У него напрягается лицо, а я чувствую, что моя душа, кружась, как юла, стремительно летит в пропасть. Я начинаю, путано и лихорадочно ему все объяснять: и про родителей, которые развелись и, разделив, разобрали детей, словно вещи из шкафа, и о наследстве, и о посмертной записке сестры…
— Тебе что так необходима эта квартира в Н?
Я даже сажусь на кровати.
— Квартира? Нет. Она мне, наверное, совсем не нужна.
— Тогда зачем тебе ехать так далеко?
— Исполнить последнюю просьбу сестры.
— Какую просьбу?
— Я еще не знаю. Она написала, что я должна прочитать ее дневник и письмо, там ее объяснение.
— Она еще и дневник вела?
— Да, с детства. Знаешь, она была влюблена в мальчика, в Заоконного, с которым так никогда и не познакомилась.

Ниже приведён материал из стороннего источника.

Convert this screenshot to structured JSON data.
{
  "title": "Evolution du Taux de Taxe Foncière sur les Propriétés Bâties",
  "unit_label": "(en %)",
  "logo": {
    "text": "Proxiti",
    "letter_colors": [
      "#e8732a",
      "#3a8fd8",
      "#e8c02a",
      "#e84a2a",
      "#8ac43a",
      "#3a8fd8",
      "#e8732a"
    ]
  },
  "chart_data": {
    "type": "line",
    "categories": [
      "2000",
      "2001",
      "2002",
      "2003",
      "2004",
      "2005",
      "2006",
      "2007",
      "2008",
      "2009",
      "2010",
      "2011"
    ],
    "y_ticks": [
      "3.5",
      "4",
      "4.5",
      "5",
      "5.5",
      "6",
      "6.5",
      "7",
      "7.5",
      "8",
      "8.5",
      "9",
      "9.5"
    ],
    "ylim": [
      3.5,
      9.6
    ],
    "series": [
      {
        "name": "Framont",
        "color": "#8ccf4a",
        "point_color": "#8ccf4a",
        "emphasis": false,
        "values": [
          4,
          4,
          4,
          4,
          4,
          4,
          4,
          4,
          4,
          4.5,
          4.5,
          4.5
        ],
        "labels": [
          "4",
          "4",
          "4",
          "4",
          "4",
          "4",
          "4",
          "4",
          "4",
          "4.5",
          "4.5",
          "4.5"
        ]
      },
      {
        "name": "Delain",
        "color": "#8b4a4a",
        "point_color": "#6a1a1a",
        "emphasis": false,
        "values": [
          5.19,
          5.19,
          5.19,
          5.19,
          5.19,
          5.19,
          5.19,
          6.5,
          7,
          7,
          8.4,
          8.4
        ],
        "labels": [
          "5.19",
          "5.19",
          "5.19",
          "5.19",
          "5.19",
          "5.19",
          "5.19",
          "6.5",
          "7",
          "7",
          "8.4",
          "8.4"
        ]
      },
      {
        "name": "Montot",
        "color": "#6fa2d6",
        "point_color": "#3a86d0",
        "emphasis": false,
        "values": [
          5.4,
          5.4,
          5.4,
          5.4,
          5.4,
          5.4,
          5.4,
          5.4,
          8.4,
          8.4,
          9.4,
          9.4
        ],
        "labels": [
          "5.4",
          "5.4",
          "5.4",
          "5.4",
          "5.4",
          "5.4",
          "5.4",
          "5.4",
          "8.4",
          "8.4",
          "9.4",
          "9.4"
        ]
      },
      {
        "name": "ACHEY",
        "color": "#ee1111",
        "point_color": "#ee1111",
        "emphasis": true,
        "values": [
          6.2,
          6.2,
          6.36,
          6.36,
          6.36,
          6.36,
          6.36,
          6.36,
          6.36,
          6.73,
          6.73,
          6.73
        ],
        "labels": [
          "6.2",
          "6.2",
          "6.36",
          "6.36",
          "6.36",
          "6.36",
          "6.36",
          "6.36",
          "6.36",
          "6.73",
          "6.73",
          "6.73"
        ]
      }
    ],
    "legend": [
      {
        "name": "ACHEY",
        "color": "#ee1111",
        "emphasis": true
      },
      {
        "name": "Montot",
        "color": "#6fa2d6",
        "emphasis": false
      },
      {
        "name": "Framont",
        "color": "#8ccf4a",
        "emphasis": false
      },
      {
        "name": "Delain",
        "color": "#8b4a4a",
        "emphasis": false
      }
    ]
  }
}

— Анахронизм — письма-то писать, не говорю уж про всякие дневники, — он, холодно убрав мою руку со своей груди, встал и начал одеваться, отвернувшись.
Патриархальность в Максиме причудливо совмещена с новшествами современной жизни, подумала я, а спина у него круглая, спина дезертира, предпочитающего отсиживаться в погребе. Но, как говорится, и кухарки могут управлять государством, и министры финансов любить умеют. Дезертир так дезертир.
— Знаешь, Максим, — уже совсем беспомощно и невпопад, начинаю оправдываться, — я тебя, между прочим, прождала 31 декабря, а ты встречал Новый год с мамой. А мне пришлось мучиться с этими дураками …
— С какими еще дураками? — Он уже оделся и смотрит на меня, сузив серые прозрачные глаза.
— Ну, с теми, из Парижа.
В здании нашего театра всю предновогоднюю неделю гастролировала французская труппа, смешившая зрителей экстравагантной клоунадой и вычурными фарсами.
— Ты, разумеется, всех умнее. — Он проводит ладонью по карману пиджака: все цело, деньги и документы. Пора бежать.
— Ну… они, конечно, не то, чтобы дураки…
— Дураки в Париже не живут. Они все у нас. — Отрезает он. Идет в прихожую, начинает надевать ботинки.